Я припал к зиявшей меж рассохшихся досок щели. Первой партии уже не было видно.
Скорее всего они скрылись за поворотом. Вторая плелась по проселку, поднимая облако пыли, а третья медленно переходила луг. И чего мы здесь торчим?.. Скорее бы вышли, быстрее и до Люблина добрались бы, а там работу дадут да и поесть тоже.
— Мама, так это там Люблин?
Не дождавшись ответа, я опять приник к щелке. Где же этот Люблин? Дорога петляет мимо холма, мимо песчаной ямы, у обрыва которой растут сосенки, а там идет дальше до мостика, переброшенного через речку, на доревню Ванагяй. Должно быть, там, за деревней, и начинается этот Люблин.
Вдруг все вздрогнули, вскочили. С той стороны, куда погнали людей, раз за разом застрочил пулемет. Вперемежку послышались автоматные очереди и залпы из винтовок. Выстрелы трещали беспрерывно.
— Боже праведный!
— Что же это?
— На помощь! Спасите!..
Я в страхе огляделся. В сарае нас осталось совсем мало, но поднялись такие вопли, что я вцепился маме в руку и уткнулся ей в бок.
— Мамочка, что это?
Она обняла нас с сестрой и улыбнулась. Я смотрел на маму и не верил своим глазам. Мы так давно не видели маминой улыбки. Ее полуоткрытый рот обнажил верхний ряд ровных сверкающих зубов, лишь чуточку подрагивал левый уголок ее губ. Мама улыбнулась. Даже заговорила. Наконец-то!
— Не бойтесь, детки! Должно быть, немцы затеяли перестрелку. Война… А мы уже испугались. Что здесь может случиться, ведь нас отправляют в Люблин, на работы.
Одной рукой обняв меня, другой — сестру, она прижала нас к себе.
В дверь просунул голову часовой:
— Не скулите! Это немецкие маневры.
Я было совсем успокоился, но неожиданно в ослепительно ярком проеме отворенной двери прогремело:
— Десятая партия! Детей оставить. Все с четырнадцати лет, марш!
И люди побрели к двери, медленно-медленно. Пошли все. Может, сердцем чуяли недоброе.
Тогда в сарай ворвалась пятерка белоповязочников. Они отрывали матерей от детей и выталкивали за дверь.
— Быстрее! Пошевеливайтесь!
Но мы не выпускали маминых рук.
— Мама, мы с тобой!
— Не лезьте, лягушата!
Там, за холмом, как назло, продолжали трещать выстрелы, отдаваясь в сердце тревожным стуком.
— Мама! Не уходи!
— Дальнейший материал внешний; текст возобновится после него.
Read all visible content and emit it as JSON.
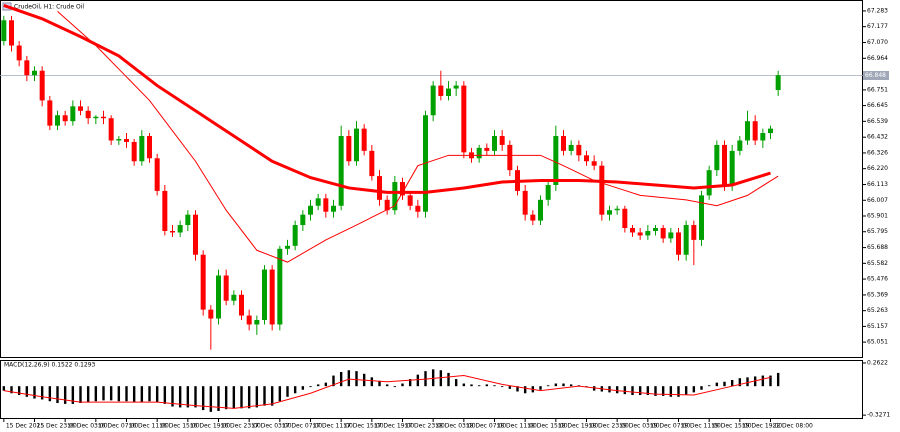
{
  "chart_data": {
    "type": "candlestick",
    "title": "CrudeOil, H1: Crude Oil",
    "categories": [
      "15 Dec 2025",
      null,
      null,
      null,
      "15 Dec 23:00",
      null,
      null,
      null,
      "16 Dec 03:00",
      null,
      null,
      null,
      "16 Dec 07:00",
      null,
      null,
      null,
      "16 Dec 11:00",
      null,
      null,
      null,
      "16 Dec 15:00",
      null,
      null,
      null,
      "16 Dec 19:00",
      null,
      null,
      null,
      "16 Dec 23:00",
      null,
      null,
      null,
      "17 Dec 03:00",
      null,
      null,
      null,
      "17 Dec 07:00",
      null,
      null,
      null,
      "17 Dec 11:00",
      null,
      null,
      null,
      "17 Dec 15:00",
      null,
      null,
      null,
      "17 Dec 19:00",
      null,
      null,
      null,
      "17 Dec 23:00",
      null,
      null,
      null,
      "18 Dec 03:00",
      null,
      null,
      null,
      "18 Dec 07:00",
      null,
      null,
      null,
      "18 Dec 11:00",
      null,
      null,
      null,
      "18 Dec 15:00",
      null,
      null,
      null,
      "18 Dec 19:00",
      null,
      null,
      null,
      "18 Dec 23:00",
      null,
      null,
      null,
      "19 Dec 03:00",
      null,
      null,
      null,
      "19 Dec 07:00",
      null,
      null,
      null,
      "19 Dec 11:00",
      null,
      null,
      null,
      "19 Dec 15:00",
      null,
      null,
      null,
      "19 Dec 19:00",
      null,
      null,
      null,
      "22 Dec 08:00",
      null
    ],
    "series": [
      {
        "name": "CrudeOil",
        "type": "candlestick",
        "up_color": "#00a000",
        "down_color": "#ff0000",
        "values": [
          [
            67.08,
            67.25,
            67.05,
            67.22
          ],
          [
            67.22,
            67.25,
            67.01,
            67.05
          ],
          [
            67.05,
            67.08,
            66.91,
            66.95
          ],
          [
            66.95,
            66.98,
            66.81,
            66.85
          ],
          [
            66.85,
            66.91,
            66.81,
            66.88
          ],
          [
            66.88,
            66.91,
            66.64,
            66.68
          ],
          [
            66.68,
            66.71,
            66.48,
            66.51
          ],
          [
            66.51,
            66.61,
            66.48,
            66.58
          ],
          [
            66.58,
            66.61,
            66.51,
            66.54
          ],
          [
            66.54,
            66.68,
            66.51,
            66.64
          ],
          [
            66.64,
            66.68,
            66.58,
            66.61
          ],
          [
            66.61,
            66.64,
            66.52,
            66.56
          ],
          [
            66.56,
            66.58,
            66.52,
            66.57
          ],
          [
            66.57,
            66.61,
            66.52,
            66.56
          ],
          [
            66.56,
            66.58,
            66.38,
            66.41
          ],
          [
            66.41,
            66.44,
            66.38,
            66.42
          ],
          [
            66.42,
            66.46,
            66.36,
            66.4
          ],
          [
            66.4,
            66.42,
            66.24,
            66.27
          ],
          [
            66.27,
            66.48,
            66.24,
            66.44
          ],
          [
            66.44,
            66.46,
            66.26,
            66.29
          ],
          [
            66.29,
            66.32,
            66.04,
            66.07
          ],
          [
            66.07,
            66.11,
            65.77,
            65.8
          ],
          [
            65.8,
            65.84,
            65.76,
            65.79
          ],
          [
            65.79,
            65.87,
            65.76,
            65.84
          ],
          [
            65.84,
            65.94,
            65.8,
            65.91
          ],
          [
            65.91,
            65.94,
            65.6,
            65.64
          ],
          [
            65.64,
            65.67,
            65.23,
            65.27
          ],
          [
            65.27,
            65.3,
            65.0,
            65.21
          ],
          [
            65.21,
            65.54,
            65.17,
            65.5
          ],
          [
            65.5,
            65.54,
            65.3,
            65.33
          ],
          [
            65.33,
            65.4,
            65.3,
            65.37
          ],
          [
            65.37,
            65.4,
            65.2,
            65.23
          ],
          [
            65.23,
            65.27,
            65.13,
            65.17
          ],
          [
            65.17,
            65.23,
            65.1,
            65.2
          ],
          [
            65.2,
            65.57,
            65.17,
            65.54
          ],
          [
            65.54,
            65.57,
            65.13,
            65.17
          ],
          [
            65.17,
            65.7,
            65.13,
            65.68
          ],
          [
            65.68,
            65.74,
            65.64,
            65.7
          ],
          [
            65.7,
            65.87,
            65.67,
            65.84
          ],
          [
            65.84,
            65.94,
            65.8,
            65.91
          ],
          [
            65.91,
            66.01,
            65.87,
            65.97
          ],
          [
            65.97,
            66.05,
            65.94,
            66.02
          ],
          [
            66.02,
            66.05,
            65.89,
            65.93
          ],
          [
            65.93,
            66.01,
            65.89,
            65.97
          ],
          [
            65.97,
            66.51,
            65.94,
            66.44
          ],
          [
            66.44,
            66.48,
            66.24,
            66.27
          ],
          [
            66.27,
            66.54,
            66.24,
            66.49
          ],
          [
            66.49,
            66.52,
            66.31,
            66.34
          ],
          [
            66.34,
            66.38,
            66.14,
            66.17
          ],
          [
            66.17,
            66.21,
            65.97,
            66.01
          ],
          [
            66.01,
            66.04,
            65.91,
            65.94
          ],
          [
            65.94,
            66.17,
            65.91,
            66.13
          ],
          [
            66.13,
            66.16,
            66.01,
            66.04
          ],
          [
            66.04,
            66.07,
            65.94,
            65.97
          ],
          [
            65.97,
            66.01,
            65.89,
            65.93
          ],
          [
            65.93,
            66.61,
            65.89,
            66.58
          ],
          [
            66.58,
            66.81,
            66.54,
            66.78
          ],
          [
            66.78,
            66.88,
            66.68,
            66.71
          ],
          [
            66.71,
            66.81,
            66.68,
            66.76
          ],
          [
            66.76,
            66.81,
            66.71,
            66.78
          ],
          [
            66.78,
            66.81,
            66.29,
            66.33
          ],
          [
            66.33,
            66.36,
            66.26,
            66.29
          ],
          [
            66.29,
            66.38,
            66.26,
            66.36
          ],
          [
            66.36,
            66.39,
            66.31,
            66.34
          ],
          [
            66.34,
            66.48,
            66.31,
            66.44
          ],
          [
            66.44,
            66.48,
            66.34,
            66.38
          ],
          [
            66.38,
            66.41,
            66.17,
            66.21
          ],
          [
            66.21,
            66.24,
            66.04,
            66.07
          ],
          [
            66.07,
            66.11,
            65.87,
            65.91
          ],
          [
            65.91,
            65.94,
            65.84,
            65.87
          ],
          [
            65.87,
            66.04,
            65.84,
            66.01
          ],
          [
            66.01,
            66.14,
            65.97,
            66.11
          ],
          [
            66.11,
            66.51,
            66.07,
            66.44
          ],
          [
            66.44,
            66.48,
            66.31,
            66.34
          ],
          [
            66.34,
            66.41,
            66.31,
            66.38
          ],
          [
            66.38,
            66.41,
            66.27,
            66.31
          ],
          [
            66.31,
            66.34,
            66.24,
            66.27
          ],
          [
            66.27,
            66.31,
            66.21,
            66.24
          ],
          [
            66.24,
            66.27,
            65.87,
            65.91
          ],
          [
            65.91,
            65.97,
            65.87,
            65.94
          ],
          [
            65.94,
            65.97,
            65.91,
            65.95
          ],
          [
            65.95,
            65.97,
            65.79,
            65.82
          ],
          [
            65.82,
            65.84,
            65.76,
            65.79
          ],
          [
            65.79,
            65.82,
            65.74,
            65.77
          ],
          [
            65.77,
            65.84,
            65.74,
            65.8
          ],
          [
            65.8,
            65.84,
            65.77,
            65.82
          ],
          [
            65.82,
            65.84,
            65.72,
            65.75
          ],
          [
            65.75,
            65.82,
            65.72,
            65.79
          ],
          [
            65.79,
            65.82,
            65.6,
            65.64
          ],
          [
            65.64,
            65.87,
            65.6,
            65.84
          ],
          [
            65.84,
            65.87,
            65.57,
            65.74
          ],
          [
            65.74,
            66.07,
            65.7,
            66.04
          ],
          [
            66.04,
            66.24,
            66.01,
            66.21
          ],
          [
            66.21,
            66.41,
            66.17,
            66.38
          ],
          [
            66.38,
            66.41,
            66.07,
            66.11
          ],
          [
            66.11,
            66.38,
            66.07,
            66.34
          ],
          [
            66.34,
            66.44,
            66.31,
            66.41
          ],
          [
            66.41,
            66.61,
            66.38,
            66.54
          ],
          [
            66.54,
            66.58,
            66.38,
            66.41
          ],
          [
            66.41,
            66.49,
            66.36,
            66.46
          ],
          [
            66.46,
            66.51,
            66.42,
            66.49
          ],
          [
            66.75,
            66.88,
            66.71,
            66.85
          ]
        ]
      },
      {
        "type": "line",
        "color": "#ff0000",
        "width": 1,
        "x": [
          7,
          12,
          19,
          25,
          29,
          33,
          37,
          42,
          46,
          51,
          54,
          58,
          64,
          70,
          73,
          77,
          83,
          89,
          93,
          97,
          101
        ],
        "values": [
          67.28,
          67.05,
          66.68,
          66.27,
          65.94,
          65.67,
          65.59,
          65.74,
          65.84,
          65.97,
          66.24,
          66.31,
          66.31,
          66.31,
          66.24,
          66.14,
          66.04,
          66.01,
          65.97,
          66.04,
          66.17
        ]
      },
      {
        "type": "line",
        "color": "#ff0000",
        "width": 3,
        "x": [
          0,
          5,
          10,
          15,
          20,
          25,
          30,
          35,
          40,
          45,
          50,
          55,
          60,
          65,
          70,
          75,
          80,
          85,
          90,
          95,
          100
        ],
        "values": [
          67.32,
          67.23,
          67.11,
          66.98,
          66.78,
          66.61,
          66.44,
          66.27,
          66.16,
          66.09,
          66.06,
          66.06,
          66.09,
          66.13,
          66.14,
          66.14,
          66.13,
          66.11,
          66.09,
          66.11,
          66.19
        ]
      }
    ],
    "ylim": [
      64.944,
      67.35
    ],
    "yticks": [
      67.283,
      67.177,
      {
        "value": 67.07,
        "label": "67.070"
      },
      66.964,
      66.858,
      66.751,
      66.645,
      66.539,
      66.432,
      66.326,
      {
        "value": 66.22,
        "label": "66.220"
      },
      66.113,
      66.007,
      65.901,
      65.795,
      65.688,
      65.582,
      65.476,
      65.369,
      65.263,
      65.157,
      65.051
    ],
    "last_price": 66.848,
    "indicator": {
      "type": "macd",
      "title": "MACD(12,26,9) 0.1522 0.1293",
      "ylim": [
        -0.3594,
        0.2844
      ],
      "yticks": [
        0.2622,
        -0.3271
      ],
      "histogram": {
        "color": "#000000",
        "values": [
          -0.05,
          -0.08,
          -0.1,
          -0.12,
          -0.14,
          -0.15,
          -0.17,
          -0.19,
          -0.2,
          -0.2,
          -0.19,
          -0.18,
          -0.17,
          -0.16,
          -0.16,
          -0.17,
          -0.17,
          -0.18,
          -0.18,
          -0.17,
          -0.18,
          -0.2,
          -0.23,
          -0.24,
          -0.24,
          -0.24,
          -0.27,
          -0.29,
          -0.28,
          -0.26,
          -0.25,
          -0.25,
          -0.25,
          -0.24,
          -0.22,
          -0.22,
          -0.17,
          -0.12,
          -0.08,
          -0.04,
          -0.01,
          0.02,
          0.04,
          0.12,
          0.16,
          0.18,
          0.17,
          0.14,
          0.1,
          0.06,
          0.02,
          -0.01,
          0.03,
          0.08,
          0.13,
          0.17,
          0.19,
          0.18,
          0.15,
          0.08,
          0.03,
          0.02,
          0.01,
          0.02,
          0.01,
          -0.01,
          -0.03,
          -0.06,
          -0.08,
          -0.07,
          -0.04,
          0.01,
          0.03,
          0.03,
          0.02,
          0.01,
          -0.01,
          -0.05,
          -0.06,
          -0.07,
          -0.08,
          -0.09,
          -0.1,
          -0.1,
          -0.1,
          -0.11,
          -0.11,
          -0.12,
          -0.12,
          -0.1,
          -0.07,
          -0.04,
          0.01,
          0.04,
          0.05,
          0.07,
          0.09,
          0.1,
          0.11,
          0.12,
          0.12,
          0.15
        ]
      },
      "signal": {
        "color": "#ff0000",
        "x": [
          0,
          5,
          10,
          15,
          20,
          25,
          30,
          35,
          40,
          45,
          50,
          55,
          60,
          65,
          70,
          75,
          80,
          85,
          90,
          95,
          100
        ],
        "values": [
          -0.05,
          -0.12,
          -0.18,
          -0.18,
          -0.18,
          -0.22,
          -0.25,
          -0.2,
          -0.08,
          0.08,
          0.05,
          0.08,
          0.12,
          0.02,
          -0.05,
          0.0,
          -0.05,
          -0.09,
          -0.1,
          0.0,
          0.1
        ]
      }
    }
  }
}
Не уходи, мама…
Она спешила приласкать, прижать к груди то одного, то другого. Приласкать. Еще раз…
Боже, ведь у нас отнимают маму!
Может, разлучают надолго. Кто знает, когда мы нагоним взрослых на этом долгом пути в Люблин. И как же мы будем без мамы?
Я хватал мамины руки, белые, худые, такие ласковые и дорогие мне руки, прижимался к ним щекой, лбом, губами… Смотрел в ее глубокие, черные глаза. Только бы ненадолго, только бы ненадолго!
— Мама!
Она поцеловала нас:
— Дети… мои дети… Да хранит вас господь…
— Ведь ненадолго, правда? Мы скоро догоним.
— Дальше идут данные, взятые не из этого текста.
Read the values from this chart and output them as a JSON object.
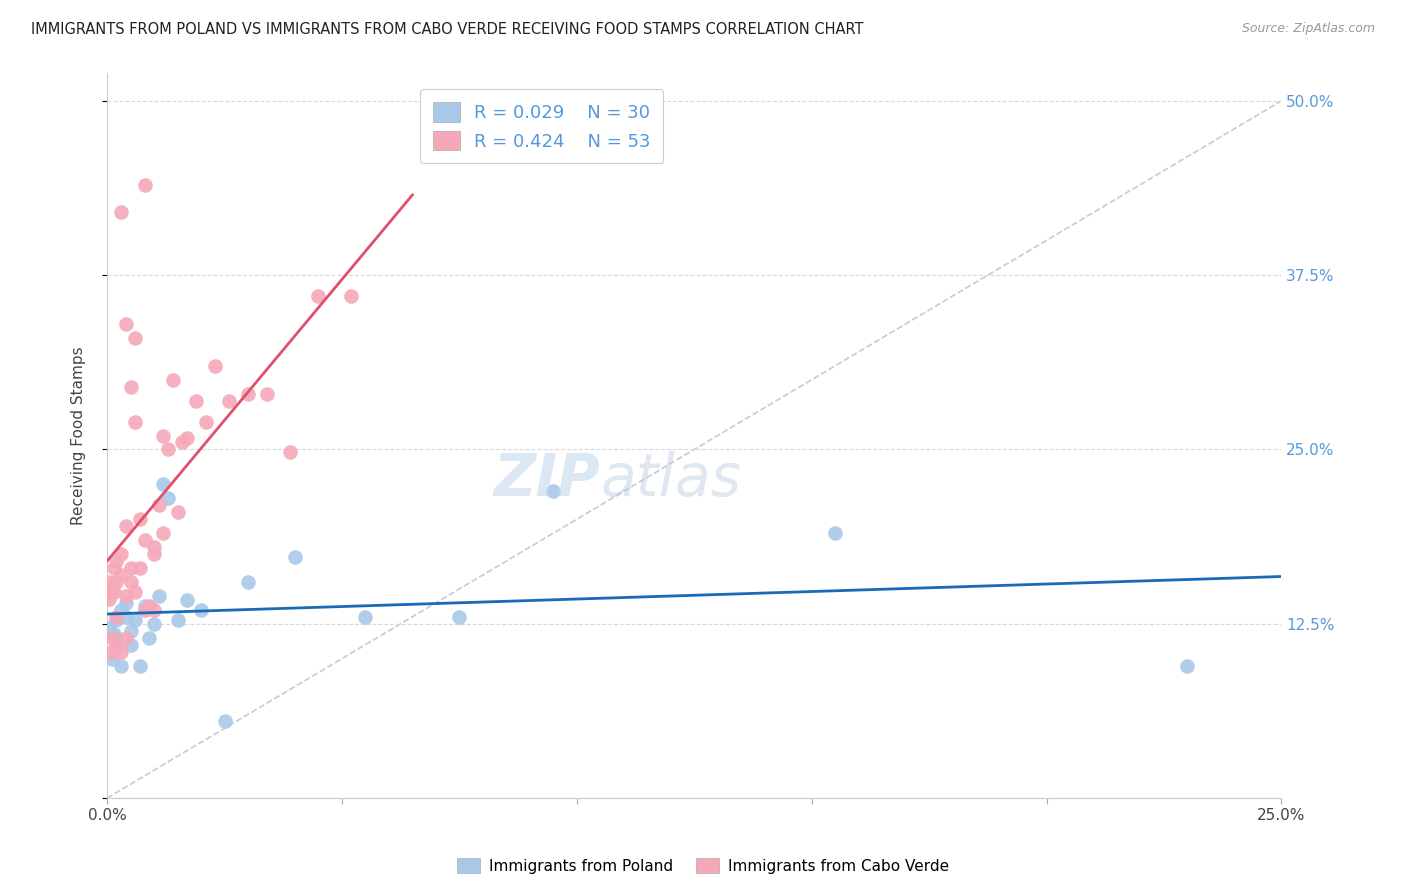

Черные глаза мамы наполнились слезами.
— Идешь или нет, жаба! — И тяжелый приклад стукнул маму по спине. Она зашаталась и, еще раз обласкав нас взглядом, метнулась к выходу.
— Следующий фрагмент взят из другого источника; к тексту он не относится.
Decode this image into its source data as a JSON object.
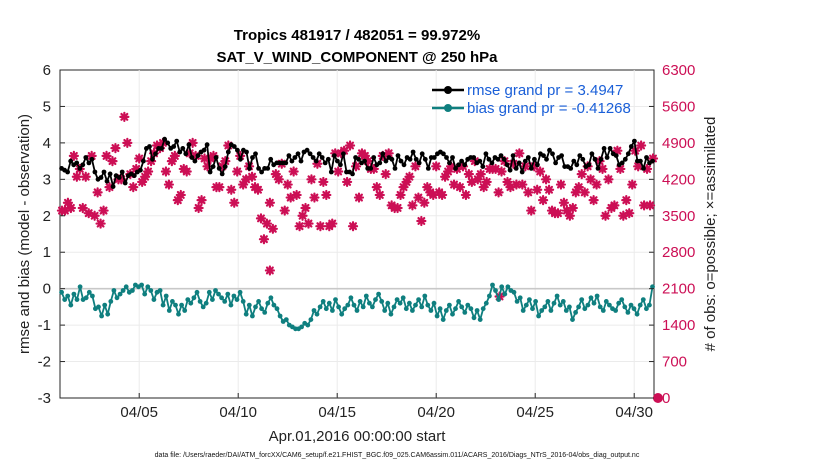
{
  "chart_data": {
    "type": "line",
    "title_line1": "Tropics 481917 / 482051 = 99.972%",
    "title_line2": "SAT_V_WIND_COMPONENT @ 250 hPa",
    "xlabel": "Apr.01,2016 00:00:00 start",
    "ylabel_left": "rmse and bias (model - observation)",
    "ylabel_right": "# of obs: o=possible; ×=assimilated",
    "footer": "data file: /Users/raeder/DAI/ATM_forcXX/CAM6_setup/f.e21.FHIST_BGC.f09_025.CAM6assim.011/ACARS_2016/Diags_NTrS_2016-04/obs_diag_output.nc",
    "x_tick_labels": [
      "04/05",
      "04/10",
      "04/15",
      "04/20",
      "04/25",
      "04/30"
    ],
    "x_tick_days": [
      5,
      10,
      15,
      20,
      25,
      30
    ],
    "xlim_days": [
      1,
      31
    ],
    "ylim_left": [
      -3,
      6
    ],
    "left_ticks": [
      "-3",
      "-2",
      "-1",
      "0",
      "1",
      "2",
      "3",
      "4",
      "5",
      "6"
    ],
    "ylim_right": [
      0,
      6300
    ],
    "right_ticks": [
      "0",
      "700",
      "1400",
      "2100",
      "2800",
      "3500",
      "4200",
      "4900",
      "5600",
      "6300"
    ],
    "colors": {
      "rmse": "#000000",
      "bias": "#0f7f7f",
      "obs": "#cc0f55",
      "zero_line": "#c8c8c8",
      "grid": "#ebebeb",
      "legend_text": "#1a5fd8"
    },
    "series": [
      {
        "name": "rmse",
        "legend": "rmse grand pr = 3.4947",
        "values": [
          3.3,
          3.25,
          3.2,
          3.5,
          3.4,
          3.45,
          3.3,
          3.4,
          3.6,
          3.45,
          3.55,
          3.2,
          3.0,
          3.05,
          3.2,
          2.95,
          3.15,
          2.8,
          3.1,
          3.05,
          3.2,
          2.9,
          3.1,
          3.15,
          3.1,
          3.2,
          3.25,
          3.5,
          3.85,
          3.9,
          3.55,
          3.7,
          3.85,
          3.85,
          4.1,
          4.0,
          3.85,
          3.9,
          4.05,
          3.75,
          3.85,
          3.7,
          3.95,
          3.6,
          3.5,
          3.65,
          3.75,
          3.8,
          3.95,
          3.2,
          3.35,
          3.6,
          3.3,
          3.15,
          3.35,
          3.75,
          3.95,
          3.9,
          3.8,
          3.55,
          3.8,
          3.75,
          3.3,
          3.6,
          3.7,
          3.3,
          3.2,
          3.3,
          3.3,
          3.55,
          3.4,
          3.45,
          3.45,
          3.45,
          3.45,
          3.65,
          3.5,
          3.6,
          3.7,
          3.5,
          3.75,
          3.8,
          3.7,
          3.6,
          3.5,
          3.7,
          3.6,
          3.45,
          3.55,
          3.2,
          3.65,
          3.5,
          3.4,
          3.7,
          3.2,
          3.2,
          3.15,
          3.6,
          3.55,
          3.45,
          3.5,
          3.3,
          3.3,
          3.6,
          3.4,
          3.45,
          3.7,
          3.5,
          3.6,
          3.55,
          3.3,
          3.65,
          3.5,
          3.4,
          3.6,
          3.55,
          3.75,
          3.55,
          3.45,
          3.7,
          3.55,
          3.3,
          3.6,
          3.6,
          3.7,
          3.75,
          3.7,
          3.6,
          3.45,
          3.6,
          3.3,
          3.4,
          3.5,
          3.4,
          3.55,
          3.6,
          3.6,
          3.45,
          3.5,
          3.35,
          3.7,
          3.55,
          3.45,
          3.6,
          3.55,
          3.65,
          3.55,
          3.4,
          3.25,
          3.65,
          3.3,
          3.45,
          3.2,
          3.5,
          3.6,
          3.3,
          3.55,
          3.4,
          3.7,
          3.65,
          3.55,
          3.8,
          3.7,
          3.45,
          3.6,
          3.65,
          3.35,
          3.35,
          3.3,
          3.5,
          3.4,
          3.65,
          3.55,
          3.35,
          3.4,
          3.7,
          3.55,
          3.3,
          3.55,
          3.85,
          3.6,
          3.85,
          3.7,
          3.65,
          3.4,
          3.45,
          3.55,
          3.7,
          3.9,
          4.05,
          3.5,
          3.5,
          3.3,
          3.6,
          3.45,
          3.5
        ]
      },
      {
        "name": "bias",
        "legend": "bias grand pr = -0.41268",
        "values": [
          -0.1,
          -0.3,
          -0.2,
          -0.45,
          -0.15,
          -0.3,
          0.05,
          -0.3,
          -0.25,
          -0.1,
          -0.2,
          -0.55,
          -0.5,
          -0.75,
          -0.45,
          -0.7,
          -0.35,
          -0.05,
          -0.25,
          -0.15,
          -0.05,
          0.05,
          -0.1,
          -0.05,
          0.1,
          0.05,
          0.1,
          -0.15,
          0.05,
          -0.05,
          -0.3,
          -0.1,
          -0.05,
          -0.45,
          -0.2,
          -0.6,
          -0.35,
          -0.45,
          -0.7,
          -0.45,
          -0.6,
          -0.3,
          -0.4,
          -0.25,
          -0.1,
          -0.35,
          -0.5,
          -0.4,
          -0.1,
          -0.3,
          -0.05,
          -0.15,
          -0.25,
          -0.35,
          -0.15,
          -0.45,
          -0.2,
          -0.3,
          -0.1,
          -0.35,
          -0.7,
          -0.45,
          -0.75,
          -0.5,
          -0.35,
          -0.55,
          -0.65,
          -0.4,
          -0.25,
          -0.45,
          -0.55,
          -0.75,
          -0.9,
          -0.85,
          -1.0,
          -1.05,
          -1.1,
          -1.1,
          -1.05,
          -0.95,
          -1.0,
          -0.85,
          -0.6,
          -0.7,
          -0.5,
          -0.35,
          -0.55,
          -0.4,
          -0.6,
          -0.3,
          -0.5,
          -0.7,
          -0.55,
          -0.45,
          -0.25,
          -0.45,
          -0.6,
          -0.35,
          -0.5,
          -0.2,
          -0.4,
          -0.5,
          -0.3,
          -0.15,
          -0.35,
          -0.6,
          -0.4,
          -0.7,
          -0.5,
          -0.3,
          -0.4,
          -0.25,
          -0.55,
          -0.4,
          -0.6,
          -0.45,
          -0.3,
          -0.5,
          -0.2,
          -0.45,
          -0.6,
          -0.4,
          -0.75,
          -0.55,
          -0.85,
          -0.6,
          -0.45,
          -0.7,
          -0.55,
          -0.35,
          -0.5,
          -0.65,
          -0.45,
          -0.55,
          -0.8,
          -0.6,
          -0.85,
          -0.55,
          -0.4,
          -0.2,
          0.1,
          -0.05,
          -0.3,
          0.05,
          -0.15,
          0.05,
          -0.05,
          -0.1,
          -0.35,
          -0.25,
          -0.6,
          -0.45,
          -0.3,
          -0.55,
          -0.35,
          -0.75,
          -0.6,
          -0.5,
          -0.35,
          -0.6,
          -0.4,
          -0.2,
          -0.45,
          -0.35,
          -0.6,
          -0.5,
          -0.85,
          -0.65,
          -0.5,
          -0.3,
          -0.55,
          -0.45,
          -0.25,
          -0.4,
          -0.2,
          -0.5,
          -0.6,
          -0.35,
          -0.45,
          -0.55,
          -0.6,
          -0.4,
          -0.3,
          -0.5,
          -0.65,
          -0.45,
          -0.55,
          -0.7,
          -0.45,
          -0.3,
          -0.55,
          -0.45,
          0.05
        ]
      }
    ],
    "obs_counts": [
      3600,
      3600,
      3750,
      3650,
      4650,
      4250,
      4400,
      3650,
      4250,
      3550,
      4650,
      3500,
      3950,
      3350,
      3600,
      4650,
      4050,
      4550,
      4800,
      4200,
      4200,
      5400,
      4900,
      4300,
      4050,
      4400,
      4600,
      4150,
      4250,
      4350,
      4550,
      4700,
      4850,
      4800,
      4900,
      4350,
      4100,
      4550,
      4650,
      3800,
      3900,
      4400,
      4350,
      4700,
      4900,
      4650,
      3650,
      3800,
      4600,
      4450,
      4600,
      4650,
      4050,
      4050,
      4450,
      4550,
      4850,
      4000,
      3750,
      4350,
      4650,
      4100,
      4200,
      4450,
      4250,
      4050,
      4000,
      3450,
      3050,
      3350,
      3750,
      3250,
      4300,
      4200,
      4500,
      3600,
      4100,
      3850,
      4350,
      3900,
      3300,
      3500,
      3650,
      3350,
      4200,
      3850,
      4500,
      3300,
      4150,
      3900,
      3300,
      3350,
      4700,
      4350,
      4700,
      4750,
      4150,
      4850,
      3300,
      4450,
      3850,
      4700,
      4650,
      4550,
      4400,
      4400,
      4050,
      3900,
      4650,
      4300,
      4700,
      3700,
      3650,
      3650,
      3900,
      4050,
      4150,
      4250,
      3700,
      4450,
      3850,
      3400,
      3750,
      4050,
      3950,
      3900,
      4450,
      3950,
      3900,
      4250,
      4350,
      4450,
      4100,
      4400,
      4050,
      4450,
      3900,
      4300,
      4150,
      4550,
      4200,
      4300,
      4050,
      4150,
      4400,
      4400,
      4400,
      3950,
      4350,
      4550,
      4150,
      4050,
      4500,
      4100,
      4700,
      4100,
      4450,
      3950,
      3600,
      4450,
      4000,
      4350,
      3800,
      4200,
      4000,
      3600,
      3550,
      3550,
      4100,
      3750,
      3600,
      3500,
      3650,
      3950,
      4050,
      4300,
      3950,
      4450,
      4200,
      3800,
      4100,
      4550,
      4400,
      3500,
      4200,
      3650,
      3700,
      4750,
      4400,
      3500,
      3800,
      3550,
      4100,
      4750,
      4450,
      4850,
      3700,
      4400,
      3700,
      4600
    ],
    "obs_isolated": [
      {
        "day": 11.6,
        "count": 2450
      },
      {
        "day": 23.2,
        "count": 1950
      },
      {
        "day": 31.2,
        "count": 0
      }
    ]
  }
}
Дверь со скрежетом захлопнулась. Мы остались одни.
Только теперь мы поняли, что мы остались совсем одни.
— Пустите! Пустите! Возьмите нас тоже! Пустите! — бросились мы к двери и застучали кулаками. Но никто не отозвался.
Никто.
Обессиленные, мы с сестрой обнялись и опустились на землю.
Потом вскочили, кинулись к щели в стене, но мамы уже больше не увидели. Только вдали, где змеилась дорога, висело облако пыли.